Akşener, şu ifadeleri kullandı:
“Dün önce sayın Erdoğan’ın daha sonra sayın Soylu’nun İBB Başkanı Ekrem İmamoğlu’nun işe aldığı insanlarla ilgili bir soruşturma başlatıldığını, terör örgütleriyle iltisaklı ve irtibatlı insanların işe alındığına dair duyumlar üzerinden bir çalışma başlatıldığını duyurdular.
Buradan şunu söylemek isterim; beyler gerçekten aklınızı başınıza alın. Milli iradeye her el uzattığınızda o elinizin üzerine şamar yiyorsunuz.

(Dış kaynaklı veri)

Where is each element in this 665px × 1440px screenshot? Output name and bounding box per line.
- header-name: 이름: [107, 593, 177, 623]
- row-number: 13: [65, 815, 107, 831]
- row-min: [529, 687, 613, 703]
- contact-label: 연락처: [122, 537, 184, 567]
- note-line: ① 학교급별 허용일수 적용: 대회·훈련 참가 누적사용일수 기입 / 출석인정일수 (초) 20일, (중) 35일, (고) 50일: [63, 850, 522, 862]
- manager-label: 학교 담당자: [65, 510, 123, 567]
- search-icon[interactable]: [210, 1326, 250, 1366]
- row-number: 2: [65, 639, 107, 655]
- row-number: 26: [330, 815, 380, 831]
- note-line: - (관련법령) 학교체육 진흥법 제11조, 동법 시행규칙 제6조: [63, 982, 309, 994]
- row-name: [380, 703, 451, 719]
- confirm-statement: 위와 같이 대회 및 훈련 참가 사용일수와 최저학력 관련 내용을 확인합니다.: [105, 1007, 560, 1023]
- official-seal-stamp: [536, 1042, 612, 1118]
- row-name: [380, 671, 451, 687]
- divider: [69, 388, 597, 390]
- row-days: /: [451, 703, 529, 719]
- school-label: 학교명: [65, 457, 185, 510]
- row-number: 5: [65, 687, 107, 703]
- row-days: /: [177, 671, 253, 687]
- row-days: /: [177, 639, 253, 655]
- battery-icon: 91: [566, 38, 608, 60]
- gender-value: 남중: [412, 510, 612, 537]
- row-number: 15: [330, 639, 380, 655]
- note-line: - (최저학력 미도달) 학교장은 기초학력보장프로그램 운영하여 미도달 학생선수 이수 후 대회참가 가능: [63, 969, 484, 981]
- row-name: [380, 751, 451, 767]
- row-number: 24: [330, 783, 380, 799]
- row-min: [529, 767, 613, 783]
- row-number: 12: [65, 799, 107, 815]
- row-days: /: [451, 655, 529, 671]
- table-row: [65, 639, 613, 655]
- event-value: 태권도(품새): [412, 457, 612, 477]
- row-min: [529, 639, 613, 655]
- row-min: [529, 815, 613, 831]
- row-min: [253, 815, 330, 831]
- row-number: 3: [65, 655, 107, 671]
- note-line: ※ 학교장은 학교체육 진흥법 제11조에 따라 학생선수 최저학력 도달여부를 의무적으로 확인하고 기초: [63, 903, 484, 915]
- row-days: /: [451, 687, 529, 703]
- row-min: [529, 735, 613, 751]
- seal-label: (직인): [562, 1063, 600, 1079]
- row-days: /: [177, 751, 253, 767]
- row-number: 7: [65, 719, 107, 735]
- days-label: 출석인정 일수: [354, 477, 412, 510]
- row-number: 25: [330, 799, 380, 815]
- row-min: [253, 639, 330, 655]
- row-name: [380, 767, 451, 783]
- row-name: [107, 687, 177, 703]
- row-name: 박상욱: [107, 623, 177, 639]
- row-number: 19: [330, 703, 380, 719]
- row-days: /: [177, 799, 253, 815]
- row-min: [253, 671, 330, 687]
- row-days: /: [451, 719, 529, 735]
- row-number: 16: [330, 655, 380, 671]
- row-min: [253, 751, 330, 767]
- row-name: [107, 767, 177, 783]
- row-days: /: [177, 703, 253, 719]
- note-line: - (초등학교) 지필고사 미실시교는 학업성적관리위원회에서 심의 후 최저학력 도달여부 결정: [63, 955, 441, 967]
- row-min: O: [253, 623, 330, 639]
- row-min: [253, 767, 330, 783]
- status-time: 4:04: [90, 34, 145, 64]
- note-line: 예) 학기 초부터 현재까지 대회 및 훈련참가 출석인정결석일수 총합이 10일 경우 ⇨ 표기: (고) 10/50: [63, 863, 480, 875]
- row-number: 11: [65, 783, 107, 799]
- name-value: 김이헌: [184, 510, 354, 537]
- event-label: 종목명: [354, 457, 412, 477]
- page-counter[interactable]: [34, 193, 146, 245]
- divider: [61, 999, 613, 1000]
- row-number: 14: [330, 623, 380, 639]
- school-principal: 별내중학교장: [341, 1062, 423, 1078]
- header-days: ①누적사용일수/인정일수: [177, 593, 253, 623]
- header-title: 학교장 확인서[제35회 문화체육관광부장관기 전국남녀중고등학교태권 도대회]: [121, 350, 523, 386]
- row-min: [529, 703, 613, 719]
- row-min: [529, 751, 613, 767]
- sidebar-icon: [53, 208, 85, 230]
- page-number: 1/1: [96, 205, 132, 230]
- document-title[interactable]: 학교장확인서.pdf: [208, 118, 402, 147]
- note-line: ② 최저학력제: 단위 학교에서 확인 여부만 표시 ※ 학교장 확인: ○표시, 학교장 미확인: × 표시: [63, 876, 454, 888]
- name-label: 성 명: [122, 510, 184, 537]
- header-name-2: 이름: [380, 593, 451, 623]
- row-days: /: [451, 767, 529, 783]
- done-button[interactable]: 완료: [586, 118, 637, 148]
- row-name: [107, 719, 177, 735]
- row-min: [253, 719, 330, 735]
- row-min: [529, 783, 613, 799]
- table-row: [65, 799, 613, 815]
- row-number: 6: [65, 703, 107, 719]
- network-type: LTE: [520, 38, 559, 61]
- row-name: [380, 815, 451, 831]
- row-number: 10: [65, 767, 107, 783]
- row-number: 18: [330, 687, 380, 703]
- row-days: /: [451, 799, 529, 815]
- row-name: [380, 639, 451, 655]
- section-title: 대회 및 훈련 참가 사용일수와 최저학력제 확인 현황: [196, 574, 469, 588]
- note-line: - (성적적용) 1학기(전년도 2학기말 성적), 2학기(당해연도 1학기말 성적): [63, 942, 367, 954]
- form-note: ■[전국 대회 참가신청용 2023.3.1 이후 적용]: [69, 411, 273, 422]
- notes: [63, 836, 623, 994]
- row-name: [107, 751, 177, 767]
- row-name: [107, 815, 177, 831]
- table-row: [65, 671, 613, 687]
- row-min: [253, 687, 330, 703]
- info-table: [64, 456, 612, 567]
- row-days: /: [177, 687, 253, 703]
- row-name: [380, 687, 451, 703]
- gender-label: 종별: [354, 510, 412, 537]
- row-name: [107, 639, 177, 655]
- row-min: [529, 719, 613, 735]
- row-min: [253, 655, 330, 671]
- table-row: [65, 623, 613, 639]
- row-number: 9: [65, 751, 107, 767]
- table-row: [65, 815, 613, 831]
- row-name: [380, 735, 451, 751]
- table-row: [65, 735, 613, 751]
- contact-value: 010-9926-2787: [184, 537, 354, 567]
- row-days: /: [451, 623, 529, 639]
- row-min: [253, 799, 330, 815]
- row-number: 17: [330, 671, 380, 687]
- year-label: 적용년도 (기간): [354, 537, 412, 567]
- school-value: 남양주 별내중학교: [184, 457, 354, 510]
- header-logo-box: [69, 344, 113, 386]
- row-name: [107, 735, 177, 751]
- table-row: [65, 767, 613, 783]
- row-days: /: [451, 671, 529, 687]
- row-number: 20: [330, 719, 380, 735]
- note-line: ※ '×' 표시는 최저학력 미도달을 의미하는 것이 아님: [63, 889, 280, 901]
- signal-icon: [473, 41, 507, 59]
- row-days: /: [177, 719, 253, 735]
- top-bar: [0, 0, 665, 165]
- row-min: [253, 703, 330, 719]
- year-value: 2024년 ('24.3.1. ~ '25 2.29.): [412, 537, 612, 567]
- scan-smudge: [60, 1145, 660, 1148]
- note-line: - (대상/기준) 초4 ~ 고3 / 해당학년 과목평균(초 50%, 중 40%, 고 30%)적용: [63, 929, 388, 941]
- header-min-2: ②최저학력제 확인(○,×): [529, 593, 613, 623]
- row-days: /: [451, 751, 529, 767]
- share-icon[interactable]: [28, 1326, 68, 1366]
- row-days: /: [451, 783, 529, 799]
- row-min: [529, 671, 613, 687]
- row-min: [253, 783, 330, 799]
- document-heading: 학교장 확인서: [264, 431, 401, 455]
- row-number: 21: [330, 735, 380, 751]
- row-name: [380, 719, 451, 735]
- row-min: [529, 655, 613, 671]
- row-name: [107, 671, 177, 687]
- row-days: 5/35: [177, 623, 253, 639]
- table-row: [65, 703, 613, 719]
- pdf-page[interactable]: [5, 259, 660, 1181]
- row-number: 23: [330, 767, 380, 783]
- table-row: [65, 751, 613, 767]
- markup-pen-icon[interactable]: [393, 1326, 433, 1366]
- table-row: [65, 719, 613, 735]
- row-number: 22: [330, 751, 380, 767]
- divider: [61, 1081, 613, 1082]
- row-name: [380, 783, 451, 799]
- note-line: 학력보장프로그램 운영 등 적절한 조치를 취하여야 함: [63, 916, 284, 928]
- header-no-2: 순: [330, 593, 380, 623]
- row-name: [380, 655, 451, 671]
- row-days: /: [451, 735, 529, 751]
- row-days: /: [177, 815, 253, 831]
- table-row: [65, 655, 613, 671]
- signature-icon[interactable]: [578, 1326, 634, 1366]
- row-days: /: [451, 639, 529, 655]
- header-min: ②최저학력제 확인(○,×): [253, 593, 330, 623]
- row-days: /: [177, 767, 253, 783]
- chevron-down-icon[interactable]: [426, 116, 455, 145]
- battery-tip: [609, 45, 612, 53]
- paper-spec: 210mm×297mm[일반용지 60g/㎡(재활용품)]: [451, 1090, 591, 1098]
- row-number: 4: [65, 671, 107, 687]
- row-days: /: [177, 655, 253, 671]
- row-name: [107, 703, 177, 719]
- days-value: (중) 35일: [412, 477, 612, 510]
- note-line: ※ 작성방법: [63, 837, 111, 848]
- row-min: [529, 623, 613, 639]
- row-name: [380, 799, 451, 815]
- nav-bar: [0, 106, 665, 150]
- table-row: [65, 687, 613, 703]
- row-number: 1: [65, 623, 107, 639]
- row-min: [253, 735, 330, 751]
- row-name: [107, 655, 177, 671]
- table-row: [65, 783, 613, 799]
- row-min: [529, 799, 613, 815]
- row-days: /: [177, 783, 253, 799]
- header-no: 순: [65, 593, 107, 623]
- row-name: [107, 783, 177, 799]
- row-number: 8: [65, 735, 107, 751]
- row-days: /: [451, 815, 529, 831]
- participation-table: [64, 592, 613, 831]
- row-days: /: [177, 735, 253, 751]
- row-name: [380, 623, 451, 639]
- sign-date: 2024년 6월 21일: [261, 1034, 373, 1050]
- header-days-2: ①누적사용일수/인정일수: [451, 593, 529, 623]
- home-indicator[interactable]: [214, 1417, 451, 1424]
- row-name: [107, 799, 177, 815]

Öncelikle şunu söyleyeyim: Bütün belediyelerde işe alınan insanların GBT’lerine bakılır. Devleti yönetenlerin görevi herhangi bir terör örgütüyle iltisaklı ve irtibatlı olanların bu sorgulamanın karşısında gereğini yapmasıdır.
Terör örgütlerine yardım ve yataklı eden, irtibatlı ve iltisaklı olan insanlar eğer bilinmiyorsa, bilinip bunu işe alanlara dair tuzak kuruluyorsa, zaten bu bambaşka bir biçimde tartışılması gereken bir durumdur, aynı zamanda suçtur.
Gerçekten İstanbul’da daha önce belediyeyi alan Millet İttifakı’nın adayının kazandığı seçimi iptal ettiniz. İstanbullular size 805 bin farkla sizi cezalandırıldı.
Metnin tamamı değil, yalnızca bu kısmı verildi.